Identification of 4-O-p-coumaroylquinic acid as astringent compound of Keemun black tea by efficient integrated approaches of mass spectrometry, turbidity analysis and sensory evaluation.

Hydroxycinnamoyl quinic acids are important phenolic acids in tea, particularly fermented teas. However, there have been fewer studies that have confirmed their taste properties. The aim of this study was to investigate the astringent compounds in Keemun congou black tea (KBT) using a combination of mass spectrometry, turbidity analysis, and sensory evaluation.
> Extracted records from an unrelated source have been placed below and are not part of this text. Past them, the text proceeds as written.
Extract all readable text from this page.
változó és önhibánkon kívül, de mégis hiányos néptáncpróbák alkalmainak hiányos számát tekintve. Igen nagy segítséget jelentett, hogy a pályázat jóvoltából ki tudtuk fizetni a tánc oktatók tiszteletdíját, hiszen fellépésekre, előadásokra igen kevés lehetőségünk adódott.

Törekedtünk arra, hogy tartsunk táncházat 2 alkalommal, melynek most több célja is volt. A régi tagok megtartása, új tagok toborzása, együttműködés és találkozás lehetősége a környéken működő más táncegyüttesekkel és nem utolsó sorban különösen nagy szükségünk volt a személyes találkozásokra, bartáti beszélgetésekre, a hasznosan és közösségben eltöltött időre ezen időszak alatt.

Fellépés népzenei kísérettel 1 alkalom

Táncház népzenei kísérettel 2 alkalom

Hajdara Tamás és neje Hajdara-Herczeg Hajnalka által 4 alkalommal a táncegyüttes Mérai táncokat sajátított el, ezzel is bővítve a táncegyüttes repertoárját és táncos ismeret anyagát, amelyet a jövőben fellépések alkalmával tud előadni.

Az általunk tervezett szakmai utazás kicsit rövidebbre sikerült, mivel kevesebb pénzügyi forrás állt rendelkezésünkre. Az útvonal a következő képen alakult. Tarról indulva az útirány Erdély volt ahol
Turbidity analysis determined that p-coumaroylquinic acids were the astringent contributing compounds in KBT. Moreover, the separated compound D16 was identified as trans-4-O-p-coumaroylquinic acid (trans-4-O-pCoQA) by nuclear magnetic resonance spectroscopy and first confirmed to be the astringent contributing compound in KBT by sensory evaluation. Its astringent threshold concentration was tested to be 38 µM. The trans-4-O-pCoQA content in eight KBT samples of various grades ranged from 40.20 ± 0.15 ~ 65.53 ± 0.22 µM. Turbidity analysis combined with sensory evaluation could be a powerful tool for identifying critical compounds responsible for the astringent taste.